The history of the speculum does not make for comfortable reading. References to something resembling the speculum date back to the first century, but James Marion Sims is usually credited with the invention of the modern version in the mid-19th century (Eveleth 2014), developed from his experiments on American slave women, some of whom he bought for the purposes of experimentation. The basic design has not changed very much over the past 170 years.
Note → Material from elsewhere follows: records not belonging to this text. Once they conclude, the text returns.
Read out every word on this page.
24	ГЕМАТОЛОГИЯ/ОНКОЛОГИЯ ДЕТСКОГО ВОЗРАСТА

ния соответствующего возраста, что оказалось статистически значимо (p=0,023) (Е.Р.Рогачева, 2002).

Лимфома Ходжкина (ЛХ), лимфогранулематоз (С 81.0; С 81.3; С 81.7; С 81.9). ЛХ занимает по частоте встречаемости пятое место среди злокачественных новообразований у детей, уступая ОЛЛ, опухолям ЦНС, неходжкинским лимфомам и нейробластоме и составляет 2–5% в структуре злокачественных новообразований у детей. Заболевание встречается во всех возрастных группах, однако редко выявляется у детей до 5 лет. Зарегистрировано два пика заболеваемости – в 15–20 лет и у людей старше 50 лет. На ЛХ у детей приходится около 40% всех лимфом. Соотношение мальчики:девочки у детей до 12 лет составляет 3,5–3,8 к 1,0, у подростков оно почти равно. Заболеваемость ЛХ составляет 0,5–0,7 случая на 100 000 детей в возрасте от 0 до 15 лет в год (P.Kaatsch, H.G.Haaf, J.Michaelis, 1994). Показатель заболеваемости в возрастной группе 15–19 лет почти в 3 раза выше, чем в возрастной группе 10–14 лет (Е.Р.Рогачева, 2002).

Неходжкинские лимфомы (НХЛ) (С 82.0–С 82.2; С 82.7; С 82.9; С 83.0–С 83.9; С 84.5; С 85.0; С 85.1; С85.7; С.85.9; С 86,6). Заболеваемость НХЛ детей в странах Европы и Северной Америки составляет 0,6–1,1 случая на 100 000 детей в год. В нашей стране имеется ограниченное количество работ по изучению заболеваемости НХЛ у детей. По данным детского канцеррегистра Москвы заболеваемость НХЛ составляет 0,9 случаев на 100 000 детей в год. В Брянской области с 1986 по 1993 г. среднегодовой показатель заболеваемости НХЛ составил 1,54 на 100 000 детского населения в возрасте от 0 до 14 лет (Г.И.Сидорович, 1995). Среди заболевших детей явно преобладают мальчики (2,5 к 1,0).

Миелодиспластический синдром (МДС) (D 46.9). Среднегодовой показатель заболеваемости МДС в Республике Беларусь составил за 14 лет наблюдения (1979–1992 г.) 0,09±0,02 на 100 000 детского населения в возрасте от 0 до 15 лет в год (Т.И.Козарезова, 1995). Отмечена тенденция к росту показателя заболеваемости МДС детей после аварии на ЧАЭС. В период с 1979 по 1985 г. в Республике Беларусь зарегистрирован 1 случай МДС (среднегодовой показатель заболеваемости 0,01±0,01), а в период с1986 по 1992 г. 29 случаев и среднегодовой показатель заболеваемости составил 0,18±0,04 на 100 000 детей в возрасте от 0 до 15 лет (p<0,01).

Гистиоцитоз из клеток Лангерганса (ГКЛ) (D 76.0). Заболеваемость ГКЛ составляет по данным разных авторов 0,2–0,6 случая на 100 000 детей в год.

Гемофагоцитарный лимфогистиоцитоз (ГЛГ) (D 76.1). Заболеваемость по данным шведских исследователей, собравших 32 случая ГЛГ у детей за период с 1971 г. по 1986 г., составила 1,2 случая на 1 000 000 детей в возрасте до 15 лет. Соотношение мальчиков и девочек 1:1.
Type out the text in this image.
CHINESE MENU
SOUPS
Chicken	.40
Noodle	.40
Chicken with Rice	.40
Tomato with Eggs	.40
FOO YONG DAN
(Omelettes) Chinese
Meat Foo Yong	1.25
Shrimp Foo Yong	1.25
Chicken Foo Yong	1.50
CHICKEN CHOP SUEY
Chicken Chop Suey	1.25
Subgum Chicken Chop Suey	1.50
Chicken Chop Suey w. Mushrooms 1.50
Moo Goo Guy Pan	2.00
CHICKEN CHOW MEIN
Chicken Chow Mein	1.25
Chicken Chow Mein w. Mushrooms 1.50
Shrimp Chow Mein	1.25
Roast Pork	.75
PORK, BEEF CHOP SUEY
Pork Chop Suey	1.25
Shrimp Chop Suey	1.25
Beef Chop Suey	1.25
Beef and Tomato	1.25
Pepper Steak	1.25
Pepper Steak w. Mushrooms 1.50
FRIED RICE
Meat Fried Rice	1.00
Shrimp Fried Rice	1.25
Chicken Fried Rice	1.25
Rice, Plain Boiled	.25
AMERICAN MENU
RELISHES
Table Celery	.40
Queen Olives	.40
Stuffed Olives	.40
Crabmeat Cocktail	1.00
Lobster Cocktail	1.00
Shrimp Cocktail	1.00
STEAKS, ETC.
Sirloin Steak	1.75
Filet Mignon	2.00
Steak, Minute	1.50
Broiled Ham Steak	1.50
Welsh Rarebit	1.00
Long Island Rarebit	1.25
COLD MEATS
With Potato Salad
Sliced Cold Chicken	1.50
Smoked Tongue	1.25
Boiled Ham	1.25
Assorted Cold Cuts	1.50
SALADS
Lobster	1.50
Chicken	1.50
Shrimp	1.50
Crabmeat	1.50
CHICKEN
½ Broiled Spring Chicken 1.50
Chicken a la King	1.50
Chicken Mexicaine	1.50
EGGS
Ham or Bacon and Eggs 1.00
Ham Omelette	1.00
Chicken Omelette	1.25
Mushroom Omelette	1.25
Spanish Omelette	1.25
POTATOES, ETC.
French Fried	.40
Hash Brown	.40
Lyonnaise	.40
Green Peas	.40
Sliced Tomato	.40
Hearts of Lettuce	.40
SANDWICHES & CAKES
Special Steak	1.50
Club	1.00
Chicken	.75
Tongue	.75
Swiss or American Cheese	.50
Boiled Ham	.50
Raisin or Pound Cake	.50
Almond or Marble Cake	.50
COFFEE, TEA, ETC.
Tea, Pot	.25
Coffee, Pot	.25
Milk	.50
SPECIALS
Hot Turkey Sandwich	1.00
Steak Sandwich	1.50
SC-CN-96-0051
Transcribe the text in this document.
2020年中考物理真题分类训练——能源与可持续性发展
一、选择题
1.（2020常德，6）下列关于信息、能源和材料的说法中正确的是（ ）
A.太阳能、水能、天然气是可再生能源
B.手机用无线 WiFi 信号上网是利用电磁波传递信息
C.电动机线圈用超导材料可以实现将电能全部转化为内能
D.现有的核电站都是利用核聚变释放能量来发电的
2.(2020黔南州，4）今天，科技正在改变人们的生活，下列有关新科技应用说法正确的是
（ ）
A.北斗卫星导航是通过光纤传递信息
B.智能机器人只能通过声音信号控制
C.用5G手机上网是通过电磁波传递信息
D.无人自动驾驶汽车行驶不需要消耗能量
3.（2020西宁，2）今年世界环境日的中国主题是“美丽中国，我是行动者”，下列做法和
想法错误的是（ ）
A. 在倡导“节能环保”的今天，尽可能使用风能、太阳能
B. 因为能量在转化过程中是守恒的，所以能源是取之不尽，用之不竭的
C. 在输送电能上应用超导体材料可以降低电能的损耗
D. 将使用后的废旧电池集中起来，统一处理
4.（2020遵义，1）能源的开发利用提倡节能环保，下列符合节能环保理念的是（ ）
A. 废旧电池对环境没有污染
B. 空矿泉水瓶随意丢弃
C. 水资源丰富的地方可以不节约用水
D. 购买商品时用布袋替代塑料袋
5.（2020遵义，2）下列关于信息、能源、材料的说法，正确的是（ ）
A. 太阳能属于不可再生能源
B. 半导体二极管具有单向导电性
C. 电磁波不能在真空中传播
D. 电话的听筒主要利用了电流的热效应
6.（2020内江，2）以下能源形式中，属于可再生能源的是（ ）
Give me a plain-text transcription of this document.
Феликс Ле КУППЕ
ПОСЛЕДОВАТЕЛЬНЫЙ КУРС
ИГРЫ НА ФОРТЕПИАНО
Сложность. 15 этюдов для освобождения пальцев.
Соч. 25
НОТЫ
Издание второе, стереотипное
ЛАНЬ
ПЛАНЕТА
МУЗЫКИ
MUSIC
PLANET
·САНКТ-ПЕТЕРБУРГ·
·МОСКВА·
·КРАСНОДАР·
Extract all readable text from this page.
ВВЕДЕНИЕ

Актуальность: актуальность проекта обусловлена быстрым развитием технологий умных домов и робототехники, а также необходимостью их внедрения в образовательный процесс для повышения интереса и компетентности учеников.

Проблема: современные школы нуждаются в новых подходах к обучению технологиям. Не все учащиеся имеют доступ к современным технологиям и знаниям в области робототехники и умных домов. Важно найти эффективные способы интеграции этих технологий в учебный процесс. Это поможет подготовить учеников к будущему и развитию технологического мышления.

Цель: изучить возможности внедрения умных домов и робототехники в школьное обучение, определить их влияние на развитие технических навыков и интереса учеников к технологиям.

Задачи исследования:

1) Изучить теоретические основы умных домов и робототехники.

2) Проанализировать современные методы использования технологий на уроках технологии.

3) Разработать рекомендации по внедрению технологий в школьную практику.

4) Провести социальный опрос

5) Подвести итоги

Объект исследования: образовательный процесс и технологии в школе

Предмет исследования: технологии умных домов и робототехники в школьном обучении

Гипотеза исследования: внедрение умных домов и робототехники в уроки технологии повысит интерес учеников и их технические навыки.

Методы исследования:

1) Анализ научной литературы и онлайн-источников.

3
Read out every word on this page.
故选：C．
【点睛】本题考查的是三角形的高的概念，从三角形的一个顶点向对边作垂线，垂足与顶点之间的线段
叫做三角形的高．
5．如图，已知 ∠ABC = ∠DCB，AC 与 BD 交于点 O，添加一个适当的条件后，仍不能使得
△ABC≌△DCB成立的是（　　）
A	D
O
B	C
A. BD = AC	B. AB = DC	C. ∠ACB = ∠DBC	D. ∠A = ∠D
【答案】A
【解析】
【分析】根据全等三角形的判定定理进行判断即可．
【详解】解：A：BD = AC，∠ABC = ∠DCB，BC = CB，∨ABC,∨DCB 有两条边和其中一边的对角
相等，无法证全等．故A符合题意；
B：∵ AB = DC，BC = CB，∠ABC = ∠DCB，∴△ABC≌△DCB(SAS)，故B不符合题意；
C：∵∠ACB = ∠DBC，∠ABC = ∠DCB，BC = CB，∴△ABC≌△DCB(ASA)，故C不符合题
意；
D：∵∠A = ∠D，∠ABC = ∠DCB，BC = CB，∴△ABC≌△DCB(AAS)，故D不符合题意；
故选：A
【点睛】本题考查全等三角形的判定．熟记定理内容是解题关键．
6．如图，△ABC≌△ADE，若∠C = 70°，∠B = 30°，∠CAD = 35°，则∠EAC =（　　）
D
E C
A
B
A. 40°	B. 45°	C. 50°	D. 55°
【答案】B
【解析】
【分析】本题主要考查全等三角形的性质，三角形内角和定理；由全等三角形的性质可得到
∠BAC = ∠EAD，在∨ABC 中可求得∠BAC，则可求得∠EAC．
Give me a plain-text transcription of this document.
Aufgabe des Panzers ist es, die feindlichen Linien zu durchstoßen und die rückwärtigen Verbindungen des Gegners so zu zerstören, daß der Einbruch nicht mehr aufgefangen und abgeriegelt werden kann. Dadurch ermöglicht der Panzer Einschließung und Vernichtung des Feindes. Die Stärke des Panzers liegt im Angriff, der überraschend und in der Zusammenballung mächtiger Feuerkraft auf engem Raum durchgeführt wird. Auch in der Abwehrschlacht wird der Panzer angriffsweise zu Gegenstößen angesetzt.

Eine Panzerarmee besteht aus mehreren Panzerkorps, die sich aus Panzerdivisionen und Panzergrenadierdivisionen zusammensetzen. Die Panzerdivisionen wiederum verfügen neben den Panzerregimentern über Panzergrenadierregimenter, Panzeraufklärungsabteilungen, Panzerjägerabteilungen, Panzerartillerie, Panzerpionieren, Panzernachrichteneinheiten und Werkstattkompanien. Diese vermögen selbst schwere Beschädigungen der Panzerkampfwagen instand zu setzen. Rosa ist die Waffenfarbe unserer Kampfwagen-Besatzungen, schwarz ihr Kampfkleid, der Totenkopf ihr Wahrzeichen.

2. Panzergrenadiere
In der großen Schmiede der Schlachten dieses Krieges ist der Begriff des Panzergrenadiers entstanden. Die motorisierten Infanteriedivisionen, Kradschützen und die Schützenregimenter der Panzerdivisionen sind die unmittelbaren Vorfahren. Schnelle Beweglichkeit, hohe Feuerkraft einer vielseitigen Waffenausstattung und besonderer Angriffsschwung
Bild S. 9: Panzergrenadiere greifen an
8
Despite some efforts to innovate – curved duck bill, three-sided, self-insertion, inflatable – the traditional design prevails. Arielle Pardes (2017) suggests this is at least in part because of the slow pace of change in medical education. Others, such as Mary Daly (1978) might suggest it represents the continuing misogyny of western medical practice.
What do these recollections of smear tests at 25, 35 and 60 mean for the ‘Making Clinical Sense’ project? How do doctors learn to insert a speculum? After the speculum has been widened, the doctor does a visual exam – looking for what? Even though some men sometimes have problems identifying women’s sexual organs, I hope doctors know a cervix when they see one. I guess it is not hard to take a swab. My amateur view is that it would be considerably more difficult to find the right vein for taking blood, or to feel for an enlarged spleen. Maybe the most difficult part is dealing with nervous women, embarrassed and tense as they anticipate immediate discomfort coupled with fear about results that only arrive two or three weeks later. Some doctors don’t seem to worry too much about any of this, or have become desensitized to something that is a routine part of their work. Doctors have learned a few things since I was young, perhaps because there are now many more women doctors. For example, specula are now routinely warmed or lubricated, and one only needs to remove a minimal amount of clothing (though that may not be the case in many clinical settings). Clearly there is still lots more work to be done to understand the design of the speculum and its use in clinical contexts.
Boston Women’s Health Collective/Angela Phillips and Jill Rakusen (1971/1978) Our Bodies Ourselves. A Health Book by and for Women. Harmondsworth, UK: Penguin Books.
Daly, Mary (1979) Gyn/Ecology. The Metaethics of Radical Feminism. London, UK: The Women’s Press.
Eveleth, Rose (2014) ‘Why no one can design a better speculum’, The Atlantic, 17 November.
Pardes, Arielle (2017) ‘The speculum finally gets a modern redesign’, Wired, 5 October.